Bunlar yakın zamana kadar geyik malzemesiydi. Artık değil. Ancak sanal yoldan sınır aşarak yürütülecek faaliyet de, buna karşı kurulacak savunma da hâlâ füzeyle, tankla-topla yetişmişlerin denetiminde. Silah sanayiinde birileri bu mesele üzerine fena halde kafa yoruyor olmalı.
Öte yandan, muktedirler sınıfından olmayan biz sıradan insanların gündelik yaşantısında belirleyici yer tutan “sanal âlem”in, fillerin tepişmesini esas işlev edinmiş savaş meydanına dönüşmesi ihtimaline de biz kafa yormalıyız herhalde.
Çünkü bugün geçerli anlamıyla “uluslararası hukuk”un giderek yok sayılmasını normalleştirebilecek bir süreç ilerliyor burada.
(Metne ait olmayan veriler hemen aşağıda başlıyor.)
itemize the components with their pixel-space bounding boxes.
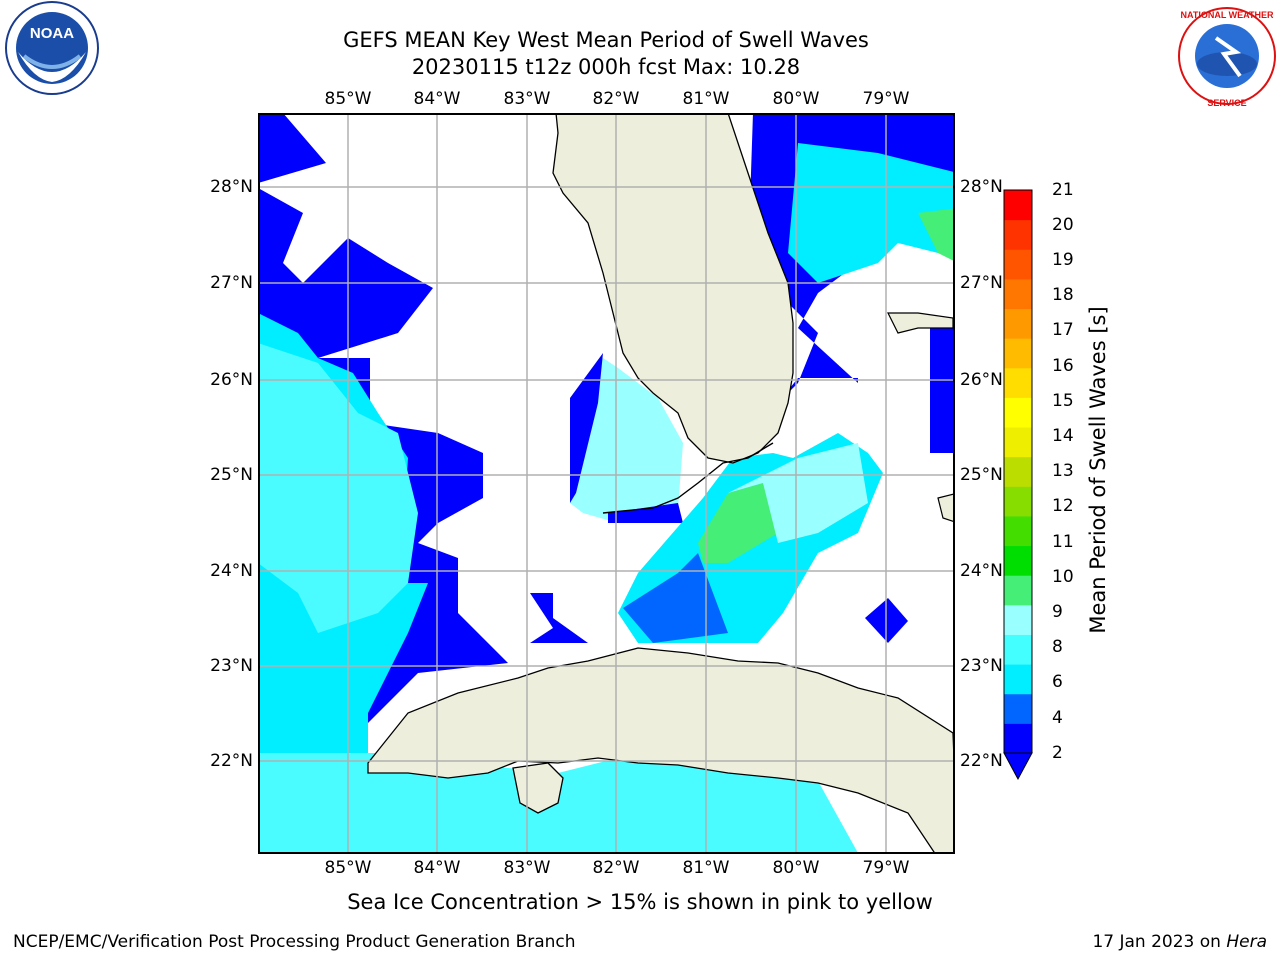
colorbar-tick-label: 20 xyxy=(1052,215,1074,235)
florida-land xyxy=(552,114,794,464)
colorbar-tick-label: 21 xyxy=(1052,180,1074,200)
lat-tick-right: 25°N xyxy=(960,465,1003,485)
colorbar-frame xyxy=(1003,189,1033,754)
footer-credit: NCEP/EMC/Verification Post Processing Pr… xyxy=(13,932,576,952)
colorbar-title: Mean Period of Swell Waves [s] xyxy=(1086,306,1110,634)
noaa-logo: NOAA xyxy=(5,1,99,95)
colorbar-segment xyxy=(1004,545,1032,576)
lat-tick-right: 27°N xyxy=(960,273,1003,293)
colorbar-segment xyxy=(1004,278,1032,310)
lon-tick-top: 84°W xyxy=(413,89,461,109)
noaa-logo-text: NOAA xyxy=(30,25,74,42)
field-se-light xyxy=(788,143,954,283)
lon-tick-bottom: 84°W xyxy=(413,858,461,878)
colorbar-tick-label: 6 xyxy=(1052,672,1063,692)
colorbar-segment xyxy=(1004,308,1032,339)
field-straits-blue xyxy=(623,553,728,643)
colorbar-segment xyxy=(1004,397,1032,428)
lon-tick-top: 81°W xyxy=(682,89,730,109)
colorbar-segment xyxy=(1004,723,1032,754)
footer-date-text: 17 Jan 2023 on xyxy=(1092,932,1227,952)
footer-host: Hera xyxy=(1226,932,1267,952)
lat-tick-left: 25°N xyxy=(210,465,253,485)
colorbar-segment xyxy=(1004,664,1032,695)
field-straits-green xyxy=(698,483,778,563)
swell-period-map xyxy=(258,113,955,854)
lon-tick-bottom: 82°W xyxy=(592,858,640,878)
colorbar xyxy=(1003,189,1033,781)
isle-of-youth xyxy=(512,762,564,814)
lon-tick-top: 79°W xyxy=(862,89,910,109)
colorbar-segment xyxy=(1004,693,1032,724)
lat-tick-left: 26°N xyxy=(210,370,253,390)
colorbar-segment xyxy=(1004,338,1032,369)
lon-tick-top: 83°W xyxy=(503,89,551,109)
colorbar-tick-label: 13 xyxy=(1052,461,1074,481)
map-title: GEFS MEAN Key West Mean Period of Swell … xyxy=(343,28,869,52)
field-se-green xyxy=(918,208,954,261)
colorbar-segment xyxy=(1004,604,1032,635)
colorbar-tick-label: 11 xyxy=(1052,532,1074,552)
lon-tick-bottom: 83°W xyxy=(503,858,551,878)
graticule xyxy=(259,114,954,853)
lon-tick-bottom: 85°W xyxy=(324,858,372,878)
colorbar-segment xyxy=(1004,456,1032,487)
lat-tick-left: 27°N xyxy=(210,273,253,293)
swell-field xyxy=(259,114,954,853)
field-east-deep xyxy=(930,328,953,453)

Güçlülerin hukukuna göre işleyecek bir sanal âlemde internet, ancak onların işine yaradığımız sürece yararlanabileceğimiz imkân haline de gelebilir, somut hedef için cepheye sürülene kadar oyalanalım diye kazdırılan çukura da dönüşebilir.
İktidar hırsıyla, zulümle, yalanla teknolojinin izdivacından doğacak çocukların hiçbiri insanlık için hayırlı evlat olmayacak. Teknolojiden vazgeçemeyeceğimize göre acaba öbürlerini mi evden kovmalı?